Takuya Yokosaka, Tetsuhiro Nemoto and Yasumasa Hamada Chem. Comm.
The Hamada group in Chiba report a rather unexpected and unusual acid-mediated skeletal rearrangement in specific polyfunctional compounds. The complex cascade rearrangement itself is remarkable; however, I was struck by the indole Boc group present in the substrate and product. The conditions for the rearrangement reported require 8 equivalents of TFA in DCM at zero degrees for 3 hours. These conditions are, of course, standard conditions for cleavage of a Boc group (though ambient temperature is usual).
A quick look at the literature indicates that an indole Boc group can be cleaved with TFA in DCM at ambient temperature in under an hour. I don’t see anything in this molecule, other than the pathway of reactivity reported, that would prevent deprotection. This issue is only addressed in passing in a footnote saying that the substrate doesn’t deprotect under these conditions. Nothing is said about the product, which isn’t potected from cleavage by an alternative path of reactivity.
The group point out improved yield under dilute conditions, but that isn’t due to the stability of the product as the experimental indicates the reaction mixture is concentrated immediately after reaction is complete (presumably at, at least, ambient temperature).

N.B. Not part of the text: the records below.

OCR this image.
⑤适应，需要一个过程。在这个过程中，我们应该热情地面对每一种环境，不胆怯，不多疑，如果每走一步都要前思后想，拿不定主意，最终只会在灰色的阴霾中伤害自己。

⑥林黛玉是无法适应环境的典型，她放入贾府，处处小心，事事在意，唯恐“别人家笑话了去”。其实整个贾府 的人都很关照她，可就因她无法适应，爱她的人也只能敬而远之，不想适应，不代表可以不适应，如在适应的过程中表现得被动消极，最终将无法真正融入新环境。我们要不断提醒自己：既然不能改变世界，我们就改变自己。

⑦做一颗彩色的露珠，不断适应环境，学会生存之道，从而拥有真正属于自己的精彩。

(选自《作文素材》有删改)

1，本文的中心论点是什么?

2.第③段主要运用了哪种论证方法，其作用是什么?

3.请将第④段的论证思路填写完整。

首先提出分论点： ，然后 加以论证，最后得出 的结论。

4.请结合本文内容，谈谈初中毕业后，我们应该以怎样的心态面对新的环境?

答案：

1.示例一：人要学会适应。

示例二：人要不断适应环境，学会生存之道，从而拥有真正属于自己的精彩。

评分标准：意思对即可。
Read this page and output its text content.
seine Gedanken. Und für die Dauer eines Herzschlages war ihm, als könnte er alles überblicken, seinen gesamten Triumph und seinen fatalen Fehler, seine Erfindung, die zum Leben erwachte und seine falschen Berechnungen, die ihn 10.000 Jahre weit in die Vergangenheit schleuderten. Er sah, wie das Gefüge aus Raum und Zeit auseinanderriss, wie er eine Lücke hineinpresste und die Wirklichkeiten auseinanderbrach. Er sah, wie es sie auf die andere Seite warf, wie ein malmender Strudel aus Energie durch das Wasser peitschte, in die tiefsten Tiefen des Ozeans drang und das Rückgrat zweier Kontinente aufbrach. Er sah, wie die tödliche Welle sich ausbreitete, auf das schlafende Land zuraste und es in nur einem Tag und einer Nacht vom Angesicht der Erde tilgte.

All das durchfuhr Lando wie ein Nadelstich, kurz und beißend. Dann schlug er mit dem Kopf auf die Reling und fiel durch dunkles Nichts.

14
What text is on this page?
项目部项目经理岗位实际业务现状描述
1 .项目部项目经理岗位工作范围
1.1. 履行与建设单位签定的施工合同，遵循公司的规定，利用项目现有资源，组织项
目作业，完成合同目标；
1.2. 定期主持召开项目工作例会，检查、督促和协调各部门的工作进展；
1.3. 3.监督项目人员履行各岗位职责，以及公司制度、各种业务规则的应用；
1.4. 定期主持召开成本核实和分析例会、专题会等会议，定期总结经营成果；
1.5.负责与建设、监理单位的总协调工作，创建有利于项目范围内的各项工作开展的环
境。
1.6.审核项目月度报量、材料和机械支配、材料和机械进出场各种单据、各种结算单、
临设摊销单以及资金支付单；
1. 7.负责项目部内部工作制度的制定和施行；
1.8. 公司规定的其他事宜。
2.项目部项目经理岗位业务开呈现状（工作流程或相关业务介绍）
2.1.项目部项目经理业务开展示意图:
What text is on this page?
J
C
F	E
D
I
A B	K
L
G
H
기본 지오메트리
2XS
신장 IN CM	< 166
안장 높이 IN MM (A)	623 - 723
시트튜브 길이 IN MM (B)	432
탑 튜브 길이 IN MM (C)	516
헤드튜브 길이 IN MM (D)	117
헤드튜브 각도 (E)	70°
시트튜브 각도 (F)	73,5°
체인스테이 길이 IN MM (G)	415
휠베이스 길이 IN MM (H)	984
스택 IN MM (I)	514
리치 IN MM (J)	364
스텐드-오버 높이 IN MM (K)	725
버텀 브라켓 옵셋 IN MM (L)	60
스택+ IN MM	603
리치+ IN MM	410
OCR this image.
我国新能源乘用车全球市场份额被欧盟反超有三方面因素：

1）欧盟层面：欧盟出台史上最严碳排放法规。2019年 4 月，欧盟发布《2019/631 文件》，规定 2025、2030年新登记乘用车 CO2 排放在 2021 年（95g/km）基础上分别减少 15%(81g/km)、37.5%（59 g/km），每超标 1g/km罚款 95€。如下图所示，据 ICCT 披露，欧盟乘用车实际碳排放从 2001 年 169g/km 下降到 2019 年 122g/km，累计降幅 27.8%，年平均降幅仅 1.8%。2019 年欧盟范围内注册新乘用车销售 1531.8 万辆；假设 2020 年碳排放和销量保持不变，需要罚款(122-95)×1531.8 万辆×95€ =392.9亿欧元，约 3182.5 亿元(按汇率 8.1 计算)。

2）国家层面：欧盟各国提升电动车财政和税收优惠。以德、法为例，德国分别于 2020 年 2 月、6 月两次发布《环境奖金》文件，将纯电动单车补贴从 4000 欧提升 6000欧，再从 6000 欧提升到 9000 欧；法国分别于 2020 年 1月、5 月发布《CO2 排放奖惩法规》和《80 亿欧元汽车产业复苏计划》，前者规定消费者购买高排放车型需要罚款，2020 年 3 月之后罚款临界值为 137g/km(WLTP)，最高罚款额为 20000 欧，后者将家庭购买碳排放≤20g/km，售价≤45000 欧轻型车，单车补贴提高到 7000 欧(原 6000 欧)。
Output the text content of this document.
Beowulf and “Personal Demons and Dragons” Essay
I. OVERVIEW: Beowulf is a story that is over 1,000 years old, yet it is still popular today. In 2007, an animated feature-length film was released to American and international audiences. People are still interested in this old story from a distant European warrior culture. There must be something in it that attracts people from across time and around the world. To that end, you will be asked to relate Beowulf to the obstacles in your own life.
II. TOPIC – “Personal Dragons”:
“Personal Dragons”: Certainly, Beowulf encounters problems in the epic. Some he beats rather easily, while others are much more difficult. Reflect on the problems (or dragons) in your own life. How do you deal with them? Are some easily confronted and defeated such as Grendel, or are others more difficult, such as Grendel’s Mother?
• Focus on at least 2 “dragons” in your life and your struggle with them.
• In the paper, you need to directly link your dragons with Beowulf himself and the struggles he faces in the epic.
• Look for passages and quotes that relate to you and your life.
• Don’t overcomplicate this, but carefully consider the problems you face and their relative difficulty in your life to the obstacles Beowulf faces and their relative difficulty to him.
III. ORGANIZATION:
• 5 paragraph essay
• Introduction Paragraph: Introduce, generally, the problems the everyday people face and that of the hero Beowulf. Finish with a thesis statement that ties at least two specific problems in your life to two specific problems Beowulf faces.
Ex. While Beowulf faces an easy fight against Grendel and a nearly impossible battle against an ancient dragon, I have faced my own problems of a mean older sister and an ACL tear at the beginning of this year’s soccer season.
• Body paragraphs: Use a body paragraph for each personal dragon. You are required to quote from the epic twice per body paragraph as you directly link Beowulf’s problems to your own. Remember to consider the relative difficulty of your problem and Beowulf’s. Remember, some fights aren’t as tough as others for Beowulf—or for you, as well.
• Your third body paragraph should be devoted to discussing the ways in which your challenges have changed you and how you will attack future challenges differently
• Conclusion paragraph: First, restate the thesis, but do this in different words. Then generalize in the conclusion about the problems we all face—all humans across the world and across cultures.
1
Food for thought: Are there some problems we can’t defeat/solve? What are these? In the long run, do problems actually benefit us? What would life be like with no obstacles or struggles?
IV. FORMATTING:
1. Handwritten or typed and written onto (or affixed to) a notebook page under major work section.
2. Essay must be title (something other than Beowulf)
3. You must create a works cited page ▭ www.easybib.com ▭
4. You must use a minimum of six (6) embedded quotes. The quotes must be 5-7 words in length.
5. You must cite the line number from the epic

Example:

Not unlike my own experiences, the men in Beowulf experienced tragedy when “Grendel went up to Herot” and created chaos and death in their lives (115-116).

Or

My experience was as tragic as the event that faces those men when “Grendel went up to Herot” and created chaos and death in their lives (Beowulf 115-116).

The torturous proposed mechanism involves elimination of the hydroxy group followed by a dearomatising Fridel-Crafts addition to the electron rich aromatic ring. Rearomatisation reveals an iminium species that can undergo Pictet-Spengler reaction at the 2- position of the indole.
So why do they not observe deprotection? Why isn’t this addressed in the paper? How essential is the Boc group to reactivity (no other protecting groups were tried)? Would this work with Cbz? Fmoc? Why attempt to use a protecting group under conditions that the group would be expected to cleave in the first place? What am I missing?